Dr. Caroline Salas-Humara, a pediatrician at NYU Langone's Transgender Youth Health Program, which treats patients from 8 to 25 years old, tells Yahoo Life that when a transgender child or adolescent comes in for care, they are met with an entire team of experts focused on treating the patient in the most supportive, individualized way. "It's a collaborative approach," she says. "It's not just me making a decision."

Instead, patients are typically met by experts including a social worker and mental health team, a pediatric endocrinologist and a medical provider who prescribes hormones, such as herself, Salas-Humara says, while older patients may be referred to even more specialists, such as a fertility doctor who can assist, for example, with egg freezing or sperm banking before starting hormone treatments.

"We help these patients navigate whatever unique needs they are having for their journey," she explains. "By and large, what I see are kids who, unfortunately, come in anxious and depressed, particularly regarding impending puberty, because their sex assigned at birth, related to their chest or genitals, doesn't match their identity."

And the options for care include "the use of medications to help alleviate that anxiety and dysphoria," she says. "So, for a young person who has started puberty, we can pause it where it’s at to prevent secondary sex characteristics — chest developing, period, and, for birth-assigned males, the Adam’s apple, growth spurt, facial hair.

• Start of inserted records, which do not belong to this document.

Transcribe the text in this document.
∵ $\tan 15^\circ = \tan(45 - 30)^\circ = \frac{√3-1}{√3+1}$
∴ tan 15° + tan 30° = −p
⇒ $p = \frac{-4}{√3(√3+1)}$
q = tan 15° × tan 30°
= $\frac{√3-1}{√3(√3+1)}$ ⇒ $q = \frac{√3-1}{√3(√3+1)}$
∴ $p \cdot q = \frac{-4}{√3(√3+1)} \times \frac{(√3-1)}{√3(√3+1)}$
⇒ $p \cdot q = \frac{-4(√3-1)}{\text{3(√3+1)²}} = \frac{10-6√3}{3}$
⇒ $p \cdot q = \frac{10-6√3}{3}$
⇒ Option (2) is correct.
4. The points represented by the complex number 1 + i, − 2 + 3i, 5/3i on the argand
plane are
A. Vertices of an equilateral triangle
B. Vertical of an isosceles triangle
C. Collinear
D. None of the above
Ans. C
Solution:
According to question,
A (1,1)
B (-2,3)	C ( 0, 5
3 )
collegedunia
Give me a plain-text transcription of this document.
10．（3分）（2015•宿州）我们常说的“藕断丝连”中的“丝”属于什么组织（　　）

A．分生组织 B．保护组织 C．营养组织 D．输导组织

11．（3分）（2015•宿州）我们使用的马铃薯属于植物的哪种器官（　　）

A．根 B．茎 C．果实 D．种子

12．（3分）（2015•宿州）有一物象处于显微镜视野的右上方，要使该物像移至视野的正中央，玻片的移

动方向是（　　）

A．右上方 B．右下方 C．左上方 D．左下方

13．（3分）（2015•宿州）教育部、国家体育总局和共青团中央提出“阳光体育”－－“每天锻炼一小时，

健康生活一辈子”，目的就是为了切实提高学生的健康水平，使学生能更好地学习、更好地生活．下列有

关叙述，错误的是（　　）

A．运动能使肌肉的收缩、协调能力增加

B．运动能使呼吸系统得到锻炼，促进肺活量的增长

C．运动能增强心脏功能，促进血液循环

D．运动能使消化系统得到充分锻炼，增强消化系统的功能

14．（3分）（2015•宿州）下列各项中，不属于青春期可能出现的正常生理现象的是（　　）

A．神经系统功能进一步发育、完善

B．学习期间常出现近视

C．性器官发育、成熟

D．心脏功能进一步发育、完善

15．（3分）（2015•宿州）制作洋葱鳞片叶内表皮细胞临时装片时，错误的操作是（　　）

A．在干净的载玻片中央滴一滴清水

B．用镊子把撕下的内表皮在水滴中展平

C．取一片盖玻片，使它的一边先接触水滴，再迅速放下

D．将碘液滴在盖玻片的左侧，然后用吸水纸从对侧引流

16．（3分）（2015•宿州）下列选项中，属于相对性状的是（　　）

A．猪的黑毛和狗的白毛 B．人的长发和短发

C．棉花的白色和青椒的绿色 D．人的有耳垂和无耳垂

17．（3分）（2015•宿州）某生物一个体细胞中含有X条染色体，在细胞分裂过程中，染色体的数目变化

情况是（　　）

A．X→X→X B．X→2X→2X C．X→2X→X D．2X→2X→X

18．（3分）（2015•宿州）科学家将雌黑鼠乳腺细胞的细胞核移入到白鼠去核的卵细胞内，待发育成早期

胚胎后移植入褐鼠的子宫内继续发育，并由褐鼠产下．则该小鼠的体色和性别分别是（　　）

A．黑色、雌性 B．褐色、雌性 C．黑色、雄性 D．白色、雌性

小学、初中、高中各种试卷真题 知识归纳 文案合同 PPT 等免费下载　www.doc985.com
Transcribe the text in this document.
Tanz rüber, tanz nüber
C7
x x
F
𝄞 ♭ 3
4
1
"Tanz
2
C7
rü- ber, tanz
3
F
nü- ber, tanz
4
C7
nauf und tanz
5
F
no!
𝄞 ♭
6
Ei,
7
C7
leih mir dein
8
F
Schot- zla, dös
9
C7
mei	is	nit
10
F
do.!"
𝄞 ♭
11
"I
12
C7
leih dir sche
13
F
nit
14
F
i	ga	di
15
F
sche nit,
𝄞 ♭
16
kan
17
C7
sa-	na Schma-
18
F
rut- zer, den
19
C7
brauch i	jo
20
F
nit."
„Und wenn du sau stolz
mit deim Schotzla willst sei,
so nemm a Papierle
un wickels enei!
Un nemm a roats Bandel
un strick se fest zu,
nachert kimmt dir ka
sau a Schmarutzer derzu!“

It's all reversible and doesn't affect fertility, though you can't be on them forever because it can affect the strength of your bones."

After a patient goes on puberty blockers, she says, the care team decides what's next, which can sometimes mean going off them in order to allow the body's natural production of estrogen or testosterone — or it could lead to going on "to use the gender-aligning hormone … and once you start that hormone it helps build the bones." Before starting the hormones, there is a "readiness assessment" by a mental health provider.

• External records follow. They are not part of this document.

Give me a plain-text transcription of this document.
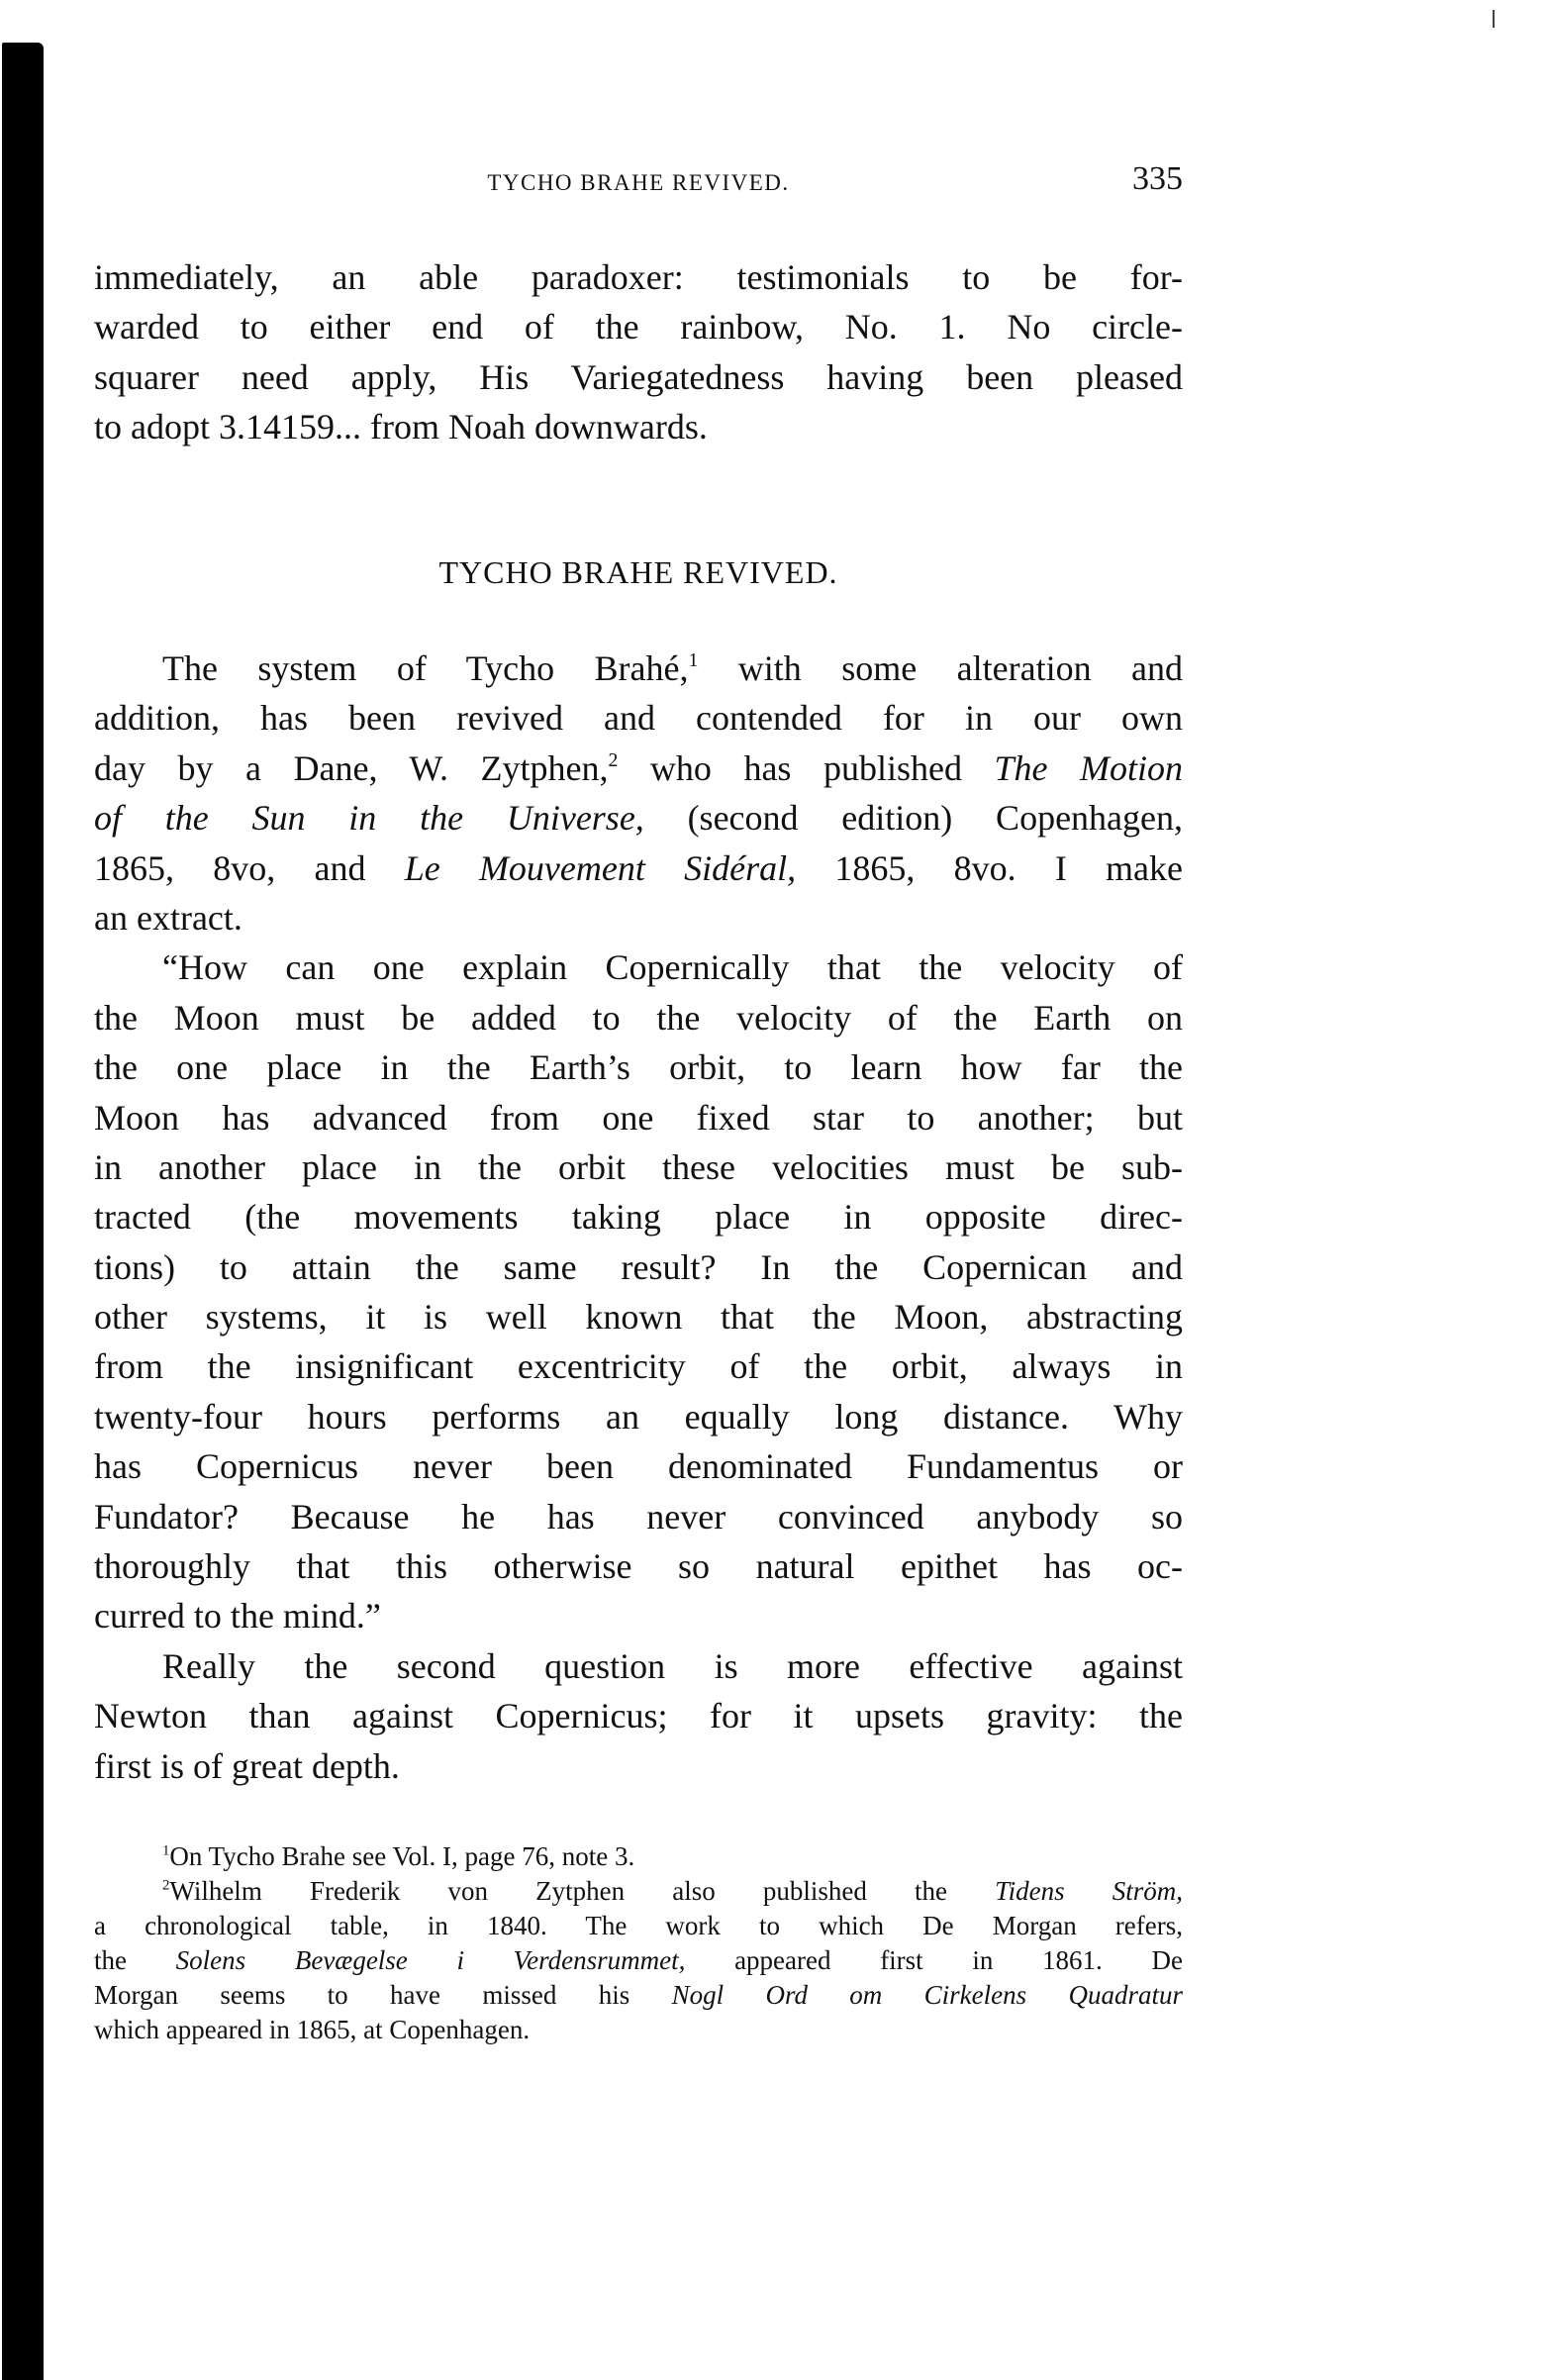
TYCHO BRAHE REVIVED.	335
immediately, an able paradoxer: testimonials to be for-
warded to either end of the rainbow, No. 1. No circle-
squarer need apply, His Variegatedness having been pleased
to adopt 3.14159... from Noah downwards.
TYCHO BRAHE REVIVED.
The system of Tycho Brahé,$^1$ with some alteration and
addition, has been revived and contended for in our own
day by a Dane, W. Zytphen,$^2$ who has published The Motion
of the Sun in the Universe, (second edition) Copenhagen,
1865, 8vo, and Le Mouvement Sidéral, 1865, 8vo. I make
an extract.
“How can one explain Copernically that the velocity of
the Moon must be added to the velocity of the Earth on
the one place in the Earth’s orbit, to learn how far the
Moon has advanced from one fixed star to another; but
in another place in the orbit these velocities must be sub-
tracted (the movements taking place in opposite direc-
tions) to attain the same result? In the Copernican and
other systems, it is well known that the Moon, abstracting
from the insignificant excentricity of the orbit, always in
twenty-four hours performs an equally long distance. Why
has Copernicus never been denominated Fundamentus or
Fundator? Because he has never convinced anybody so
thoroughly that this otherwise so natural epithet has oc-
curred to the mind.”
Really the second question is more effective against
Newton than against Copernicus; for it upsets gravity: the
first is of great depth.
$^1$On Tycho Brahe see Vol. I, page 76, note 3.
$^2$Wilhelm Frederik von Zytphen also published the Tidens Ström,
a chronological table, in 1840. The work to which De Morgan refers,
the Solens Bevægelse i Verdensrummet, appeared first in 1861. De
Morgan seems to have missed his Nogl Ord om Cirkelens Quadratur
which appeared in 1865, at Copenhagen.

Also "just false" in these bills, says Salas-Humara — is the narrative that the treatments are somehow "experimental" — as put forth in the name alone of Arkansas’s Save Adolescents From Experimentation (SAFE) Act.

"Puberty blockers been around for over 30 years, and have historically been used in people who have early, or 'precocious,' puberty, like at 6 or 7, because they could be too short. [The blockers] close the growth plates," she says. "They have also been used in fertility treatments, for prostate cancer. … Medical treatments to affirm gender are not experimental. They are well studied, have been supported by scientific evidence for decades … and correlate with improved mental health."

But what about surgery?

"Typically, over the age of 18 is when gender-affirming surgeries are done, though there are some exceptions for chest masculinization surgery," also known as top surgery, says Salas-Humara, which involves a double mastectomy and pectoral-shaping procedure for patients assigned female at birth but who identify as male. "It's case by case, but it's not by and large what happens."

Tang agrees, noting that "the one thing that can be done under 18 is chest surgery, or top surgery, because chest dysphoria can be very severe and is hard to mask … and that can be very distressing, so we sometimes see this at, for example, age 16."

The bottom line, says Salas-Humara, is that "I think my job is to take care of people and make sure they're safe and healthy — and taking this away from them would do the opposite. It's precisely why we provide the care."